Örtülü ödenekte Cumhuriyet tarihi rekorları kırıldı. Deprem toplanma alanları bile imara açıp ranta çevrildi. Deprem vergileri bile amacı dışında kullanıldı. Bu en hassas olduğumuz, en yaşamsal konu bile suiistimal edildi...

Ergenekon, Balyoz kumpaslarıyla, FETÖ’yle Türk Ordusu darmadağın edildi. 15 Temmuz’dan sonra da Askeri okullar, hastaneler, birlikler kapatıldı. Şanlı Ordu’muz üçte bir küçültüldü...

18 adamız, Vatan topraklarımız Yunan’a terk edildi...

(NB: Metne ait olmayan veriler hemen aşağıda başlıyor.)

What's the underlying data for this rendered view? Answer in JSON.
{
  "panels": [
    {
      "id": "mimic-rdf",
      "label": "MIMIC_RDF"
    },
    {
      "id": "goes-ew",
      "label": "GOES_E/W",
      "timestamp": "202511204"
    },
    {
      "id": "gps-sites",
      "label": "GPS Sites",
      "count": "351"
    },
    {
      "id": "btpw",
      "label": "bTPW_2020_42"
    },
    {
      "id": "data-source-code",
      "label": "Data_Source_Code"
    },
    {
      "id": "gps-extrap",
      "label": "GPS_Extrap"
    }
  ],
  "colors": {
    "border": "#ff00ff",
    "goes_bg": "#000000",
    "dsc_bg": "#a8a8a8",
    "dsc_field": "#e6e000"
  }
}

Çocuklarımıza ve kadınlarımıza şiddette, tecavüzde her şey örtbas edilmeye çalışıldı. Meclis araştırma komisyonu kurulmasına izin verilmedi...

Bunlar gibi daha onlarca, yüzlerce devleti çökertecek, toplumsal barışımızı sona erdirecek hamle yapıldı. Ülkemizin demokrasisi, insan hakları, özgürlükleri, eğitimi, ekonomisi, üretimi, tarımı, hayvancılığı, istihdam ve işsizlik oranları, iş kazaları, istihbaratı, dış ilişkileri, toplumsal barışı, çevre ve doğa koruma bilinci, her şeyi kötüye ve daha kötüye gitti...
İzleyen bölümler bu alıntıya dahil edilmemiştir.